Merely a year after the debut record from The Lewis Express, the Leeds collective return with their sophomore effort, ‘Clap Your Hands’, released through ATA Records.
Comprising something of an ATA Records supergroup, The Lewis Express is made up of frequent musicians and collaborators all with a firm hand within ATA’s catalogue of stunning music including contributors to projects by The Sorcerers, The Magnificent Tape Band, Abstract Orchestra and Tony Burkill along with many other leading names within contemporary soul music. The quartet consists of pianist George Cooper (Lack of Afro, Junior Oliver and Frootful), drummer Sam Hobbs (Matthew Bourne, Amon Tobin), bassist Neil Innes (Eddie Roberts, Lack of Afro) and percussion by Pete Williams (Salerosa).
Paying homage to the great jazz pianist Ramsey Lewis, The Lewis Express aim to capture that style of 1950s/60s soul and jazz through a live recording, just as Lewis’s classics were also created. While last year’s record served as a strong introduction to the group with a more versatile sound, as the title suggests ‘Clap Your Hands’ is a decidedly more up-tempo affair than their self-titled predecessor. And while tracks like ‘Theme From “The Watcher”‘ and ‘Last Man in The Chain Gang’ were moodier in their approach, but still excellent, the follow-up looks to place attention firmly on the dance floors as encapsulated in the opening title track. ‘Stomp Your Feet’, ‘Tico Tico’ and ‘Out From The Rock’ masterfully carry the party along but the Latin-tinged ‘Dança De Duas Mãos’ is the absolute scene stealer here.
It would be fair to say that Leeds-based ATA Records is a label that celebrates soul and jazz music of a bygone era – projects by The Lewis Express, saxophonist Tony Burkill’s ‘Work Money Death’ and The Magnificent Tape Band’s ‘The Subtle Art of Distraction’ all openly tip their hats to the influences they proudly wear on their sleeves. Conversely, ‘Dilla’ and ‘Madvillain, Volumes 1 and 2’, from the breakout success of the Abstract Orchestra, are incredibly progressive hip-hop inspired projects that still allow ATA to facilitate the label’s penchant for analogue recording equipment and techniques.

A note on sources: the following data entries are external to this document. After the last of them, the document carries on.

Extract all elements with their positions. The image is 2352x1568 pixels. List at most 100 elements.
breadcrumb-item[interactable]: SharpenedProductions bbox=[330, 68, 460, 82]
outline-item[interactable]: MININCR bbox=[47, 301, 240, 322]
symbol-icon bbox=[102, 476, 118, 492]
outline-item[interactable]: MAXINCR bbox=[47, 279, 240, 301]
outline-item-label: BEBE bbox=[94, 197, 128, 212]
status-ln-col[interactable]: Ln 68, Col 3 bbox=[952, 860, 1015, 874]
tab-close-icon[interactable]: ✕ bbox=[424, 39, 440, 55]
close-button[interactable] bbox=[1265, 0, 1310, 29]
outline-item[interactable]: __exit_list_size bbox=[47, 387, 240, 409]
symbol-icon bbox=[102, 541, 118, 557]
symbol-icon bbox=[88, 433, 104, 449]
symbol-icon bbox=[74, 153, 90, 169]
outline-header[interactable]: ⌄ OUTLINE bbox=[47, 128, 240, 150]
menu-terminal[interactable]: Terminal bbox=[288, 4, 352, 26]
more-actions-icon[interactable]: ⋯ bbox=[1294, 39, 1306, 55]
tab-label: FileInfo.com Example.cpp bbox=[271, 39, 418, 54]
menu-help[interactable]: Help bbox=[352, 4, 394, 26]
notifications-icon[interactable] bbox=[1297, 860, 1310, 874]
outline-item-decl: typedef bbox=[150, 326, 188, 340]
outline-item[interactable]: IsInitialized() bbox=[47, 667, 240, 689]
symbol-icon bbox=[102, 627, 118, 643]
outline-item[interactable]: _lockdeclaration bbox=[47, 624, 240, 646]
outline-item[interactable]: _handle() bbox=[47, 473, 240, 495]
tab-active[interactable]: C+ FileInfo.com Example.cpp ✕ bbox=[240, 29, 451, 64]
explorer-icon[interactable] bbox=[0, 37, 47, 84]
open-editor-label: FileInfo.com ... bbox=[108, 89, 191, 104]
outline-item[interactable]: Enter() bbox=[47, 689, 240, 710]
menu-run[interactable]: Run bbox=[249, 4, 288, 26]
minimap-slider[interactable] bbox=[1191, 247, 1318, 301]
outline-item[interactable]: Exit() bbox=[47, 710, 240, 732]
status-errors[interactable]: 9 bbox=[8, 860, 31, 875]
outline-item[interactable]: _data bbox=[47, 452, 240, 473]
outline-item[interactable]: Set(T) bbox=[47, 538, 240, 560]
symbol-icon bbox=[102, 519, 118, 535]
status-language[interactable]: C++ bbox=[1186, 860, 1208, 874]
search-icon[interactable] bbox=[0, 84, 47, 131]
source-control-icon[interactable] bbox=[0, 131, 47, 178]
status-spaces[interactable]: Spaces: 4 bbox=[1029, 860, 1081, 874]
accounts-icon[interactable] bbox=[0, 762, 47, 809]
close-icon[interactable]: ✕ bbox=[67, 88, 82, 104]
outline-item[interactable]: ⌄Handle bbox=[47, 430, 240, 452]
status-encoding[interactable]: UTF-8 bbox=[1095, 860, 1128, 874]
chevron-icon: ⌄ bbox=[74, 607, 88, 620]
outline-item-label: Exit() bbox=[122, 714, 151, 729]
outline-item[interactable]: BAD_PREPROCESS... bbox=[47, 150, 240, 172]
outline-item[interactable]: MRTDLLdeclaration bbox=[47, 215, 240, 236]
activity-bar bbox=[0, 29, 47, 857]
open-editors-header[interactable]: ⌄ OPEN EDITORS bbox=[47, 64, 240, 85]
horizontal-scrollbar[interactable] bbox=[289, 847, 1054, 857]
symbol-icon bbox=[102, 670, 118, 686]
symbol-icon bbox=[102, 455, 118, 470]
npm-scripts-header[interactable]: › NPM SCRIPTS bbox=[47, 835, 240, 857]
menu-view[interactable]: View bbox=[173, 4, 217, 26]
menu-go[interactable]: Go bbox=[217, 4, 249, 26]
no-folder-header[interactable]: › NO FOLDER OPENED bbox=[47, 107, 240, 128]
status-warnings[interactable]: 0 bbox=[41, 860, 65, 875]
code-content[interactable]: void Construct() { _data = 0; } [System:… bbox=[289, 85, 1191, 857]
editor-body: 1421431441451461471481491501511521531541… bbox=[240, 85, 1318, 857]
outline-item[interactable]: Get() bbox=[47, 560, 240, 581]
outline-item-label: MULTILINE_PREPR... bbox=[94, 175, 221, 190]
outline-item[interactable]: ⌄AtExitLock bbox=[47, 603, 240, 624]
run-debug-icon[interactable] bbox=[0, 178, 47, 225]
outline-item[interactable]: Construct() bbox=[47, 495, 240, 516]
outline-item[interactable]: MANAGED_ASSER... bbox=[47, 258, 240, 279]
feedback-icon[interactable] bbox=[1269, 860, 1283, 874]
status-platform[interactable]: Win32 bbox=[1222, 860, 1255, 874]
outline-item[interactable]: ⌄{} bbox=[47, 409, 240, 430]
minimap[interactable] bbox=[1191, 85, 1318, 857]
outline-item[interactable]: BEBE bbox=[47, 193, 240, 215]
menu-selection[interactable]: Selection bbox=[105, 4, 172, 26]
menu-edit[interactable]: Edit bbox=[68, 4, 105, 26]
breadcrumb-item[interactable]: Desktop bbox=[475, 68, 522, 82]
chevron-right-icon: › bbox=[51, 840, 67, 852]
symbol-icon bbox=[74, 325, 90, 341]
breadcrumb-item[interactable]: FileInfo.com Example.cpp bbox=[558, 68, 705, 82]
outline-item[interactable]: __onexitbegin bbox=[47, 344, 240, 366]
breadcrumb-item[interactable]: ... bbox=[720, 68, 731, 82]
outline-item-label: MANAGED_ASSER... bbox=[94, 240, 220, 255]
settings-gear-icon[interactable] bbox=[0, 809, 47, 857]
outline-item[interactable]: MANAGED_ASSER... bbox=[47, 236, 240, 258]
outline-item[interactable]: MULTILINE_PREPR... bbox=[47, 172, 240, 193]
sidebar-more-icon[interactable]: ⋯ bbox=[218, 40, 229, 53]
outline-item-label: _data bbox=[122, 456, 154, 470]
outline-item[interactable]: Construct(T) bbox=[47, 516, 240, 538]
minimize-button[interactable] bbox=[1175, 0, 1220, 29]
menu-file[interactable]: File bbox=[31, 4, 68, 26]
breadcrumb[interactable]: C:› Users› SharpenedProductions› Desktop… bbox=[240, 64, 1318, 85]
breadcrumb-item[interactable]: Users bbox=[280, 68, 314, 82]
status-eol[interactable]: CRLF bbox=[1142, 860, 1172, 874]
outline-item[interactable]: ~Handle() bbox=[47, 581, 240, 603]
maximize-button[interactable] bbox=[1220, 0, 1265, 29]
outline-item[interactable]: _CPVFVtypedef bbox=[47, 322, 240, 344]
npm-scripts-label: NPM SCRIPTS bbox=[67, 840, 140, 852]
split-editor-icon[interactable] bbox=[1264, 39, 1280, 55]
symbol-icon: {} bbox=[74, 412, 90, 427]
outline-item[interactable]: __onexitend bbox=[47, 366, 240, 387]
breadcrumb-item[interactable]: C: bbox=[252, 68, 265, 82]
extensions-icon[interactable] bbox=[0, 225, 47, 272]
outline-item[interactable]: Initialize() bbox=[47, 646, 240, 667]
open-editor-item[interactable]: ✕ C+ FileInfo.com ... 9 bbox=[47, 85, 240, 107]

When discussing the making of ATA’s The Mandatory Eight, ‘Soul Fanfare #3’, ATA Records bassist and producer Neil Innes described the label’s aesthetic when it comes to making music that really characterizes the love and passion for music that the label has and nicely frames their intentions for each project: “Today’s technology, with the ability to endlessly edit, tweak, cut and paste has removed those honest human moments from the table. Is there the same intense commitment to a recording if you know that you can just fix it after? And where do you draw the line of what you fix? Modern production has become like Photoshop for the music industry. I prefer Polaroids.”